Your tattoo artist will give you instructions on caring for your new tattoo. They’ll also tell you how long to wait before taking off the bandage.

In general, you’ll gently wash the tattoo with unscented, mild soap three times a day — without soaking — for the first three days after you remove the bandage. After washing, pat-dry your tattoo.

After those few days, you can wash your tattoo once a day and apply unscented lotion to the tattoo twice a day.

It’s easier said than done, but resist picking or scrubbing off the flakes of skin on your healing tattoo. If the tattoo gets very dry or itchy, apply a thin layer of unscented lotion to get some relief.

Avoid swimming, sun exposure, and tight clothing, which may stick to your cover-up. Within a few weeks, your tattoo should be completely healed.

Scarring and other risks

It’s important to get your cover-up and any tattoo from a licensed tattoo artist in a clean, sterile tattoo shop that doesn’t have a history of health violations.
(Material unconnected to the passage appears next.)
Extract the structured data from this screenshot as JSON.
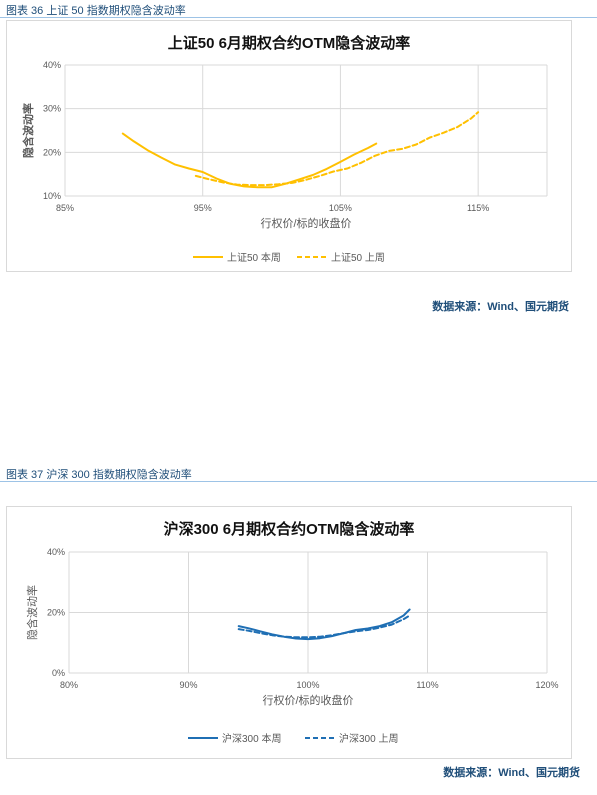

Make sure your tattoo artist is wearing gloves and using sterilized equipment. Read reviews before booking your appointment. If you have any concerns or questions, don’t hesitate to ask your tattoo artist.

Most people don’t experience problems other than some soreness and redness after tattooing. It’s also normal to experience some itching during the healing process.

However, every tattoo comes with risks. These include:

  • Allergic reactions. Some people are allergic to certain colored dyes — in particular, green, yellow, and blue dyes. These reactions may happen years after getting the tattoo.
  • Blood-borne diseases. Unsterilized tattoo equipment may transmit Methicillin-resistant Staphylococcus aureus (MRSA) or hepatitis. Although uncommon in modern tattoo shops, it’s still something to be aware of.
  • MRI complications. If your doctor requests an MRI to diagnose a health condition, you may experience pain at the tattoo site, or the tattoo may interfere with the quality of the MRI image.
  • Scarring and inflammation. These can be permanent. Scarring is likely if your tattoo artist uses poor technique. Raised scar tissue, called a keloid, may also form at the tattoo site.
  • Skin infections. These most often occur with poor aftercare. Watch out for these symptoms.

Tattoos are a common yet permanent body decoration. For people who no longer want a tattoo, there are different ways to remove it.

Tattoo removal methods vary in cost, efficacy, and recovery time. Knowing your options can help you make a decision about tattoo removal that’s right for you and your budget.